The second approach deals with more structured imagery. This includes my fascination with architecture, the animation of people, and the cityscape. One of my favorite pieces, Chelsea Umbrella, is an example of this structured style. I was standing outside in the rain, waiting for a gallery to open. I noticed people walking by across the street, and began taking photos. That is when I caught this great image of a woman with a red umbrella, partially reflected in glass, and partially seen against a beautiful brick wall.
I feel an energy, both in nature and in urban environments, which I find very appealing.
Do you have any particular routine when creating your work?
I typically start with a study, sketching out ideas or concepts in one of my journals. I then decide whether to enlarge it and how to improve upon it. When I enter my studio the first thing I do is turn on music. Often I will then create a small encaustic to work out kinks before doing a larger piece. Like a lot of artists I do love to experiment and frequently incorporate other mediums into the wax, such as shellac, spray paint, embossing powder, pastels, pen and ink, anything I feel the piece calls for.

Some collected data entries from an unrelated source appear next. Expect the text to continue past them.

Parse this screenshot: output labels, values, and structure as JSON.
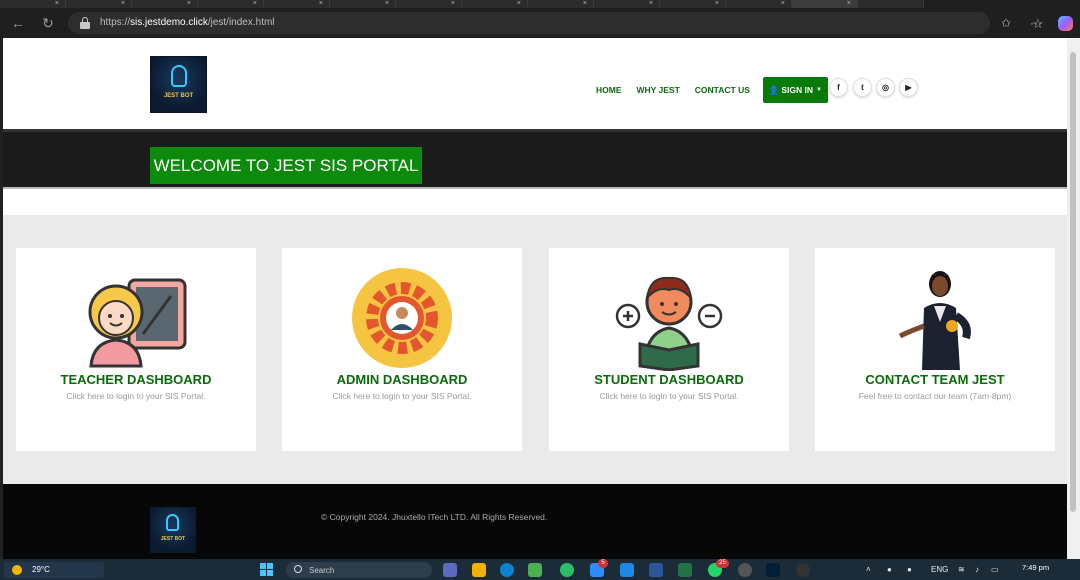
{
  "browser": {
    "url_scheme": "https://",
    "url_domain": "sis.jestdemo.click",
    "url_path": "/jest/index.html"
  },
  "site": {
    "logo_text": "JEST BOT",
    "nav": {
      "home": "HOME",
      "why": "WHY JEST",
      "contact": "CONTACT US",
      "signin": "SIGN IN"
    },
    "social": [
      "f",
      "t",
      "ig",
      "yt"
    ],
    "banner_title": "WELCOME TO JEST SIS PORTAL",
    "accent_color": "#077a07",
    "cards": [
      {
        "title": "TEACHER DASHBOARD",
        "desc": "Click here to login to your SIS Portal."
      },
      {
        "title": "ADMIN DASHBOARD",
        "desc": "Click here to login to your SIS Portal."
      },
      {
        "title": "STUDENT DASHBOARD",
        "desc": "Click here to login to your SIS Portal."
      },
      {
        "title": "CONTACT TEAM JEST",
        "desc": "Feel free to contact our team (7am-8pm)"
      }
    ],
    "footer": {
      "logo_text": "JEST BOT",
      "copyright": "© Copyright 2024. Jhuxtello ITech LTD. All Rights Reserved."
    }
  },
  "taskbar": {
    "weather": "29°C",
    "search_placeholder": "Search",
    "badges": [
      "5",
      "25"
    ],
    "lang": "ENG",
    "time": "7:49 pm"
  }
}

I heard that some of your work has been used in films and television commercials. How did that come about?
The film was called “The Greatest” and it starred Pierce Brosnan. In 2008, I was sharing a studio space in an old factory in Orangeburg, New York. One day, Mr. Brosnan was touring the building for his upcoming film and noticed several oil paintings on the studio wall. He asked if I would mind if he used them in the movie……. of course I agreed.
A variety of my artworks have appeared in commercials and film production. My mother, Marjorie, and I run a location facility called the Douglas House in Orangeburg NY. www.thedouglashouse.com
This business, started by my parents, has allowed me the flexibility of having a steady income, while still pursuing my passion as an artist.